Anna Goodman Hertzberg (January 24, 1864 – May 29, 1937) was an American clubwoman who served as the co-founder of an all-women's chamber music society, the first women's music association in Texas.

==Early life and education==
Anna Goodman was born in New York City on January 24, 1864, the daughter of Solomon Goodman and Gertha Gratz Goodman. She attended the New York Conservatory of Music and was trained as a pianist under Sebastian Bach Mills.

==Career==
In 1901 she founded the Tuesday Musical Club in her home in San Antonio, Texas, with her sister Jenny Sachs and several other women, to play chamber music together and promote cultural events. She was also founding president of the San Antonio chapter of the National Council of Jewish Women, organizer and president of the San Antonio Symphony Society, president of the Texas Free Kindergarten Association, and chair of the Texas committee for the Panama–Pacific International Exposition. From 1911 to 1913, she was president of the Texas Federation of Women's Clubs. She oversaw the opening of a night school for immigrant workers in the city in 1907, and sewing classes for young women. She was active in the city's "Battle of Flowers" parades for several years.

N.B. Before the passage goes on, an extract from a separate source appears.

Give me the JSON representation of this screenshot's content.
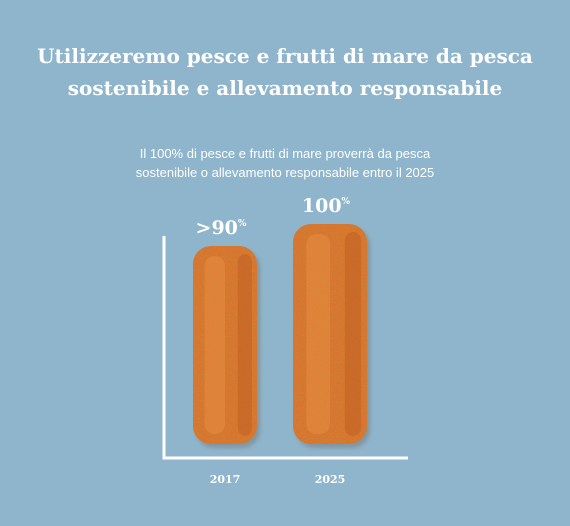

In 1909, before Texas women could legally vote, Hertzberg became the first woman elected to the school board in San Antonio.

==Personal life==
Anna Goodman married Eli Hertzberg, a Russian-born jeweler, in 1882, and moved with him to San Antonio, Texas. They had one son, Harry Hertzberg. She was widowed in 1908.

Anna Goodman Hertzberg died in 1937, age 75. Her remains were interred at the Temple Beth El Cemetery in San Antonio.

Today, there is an Anna Hertzberg Music Memorial Building in San Antonio, across from a park she worked to create. The Tuesday Music Club is still active in San Antonio. The papers of the Tuesday Musical Club are archived in the University of Texas at San Antonio.

Her son Harry Hertzberg served in the Texas State Senate, and was a notable collector of circus memorabilia.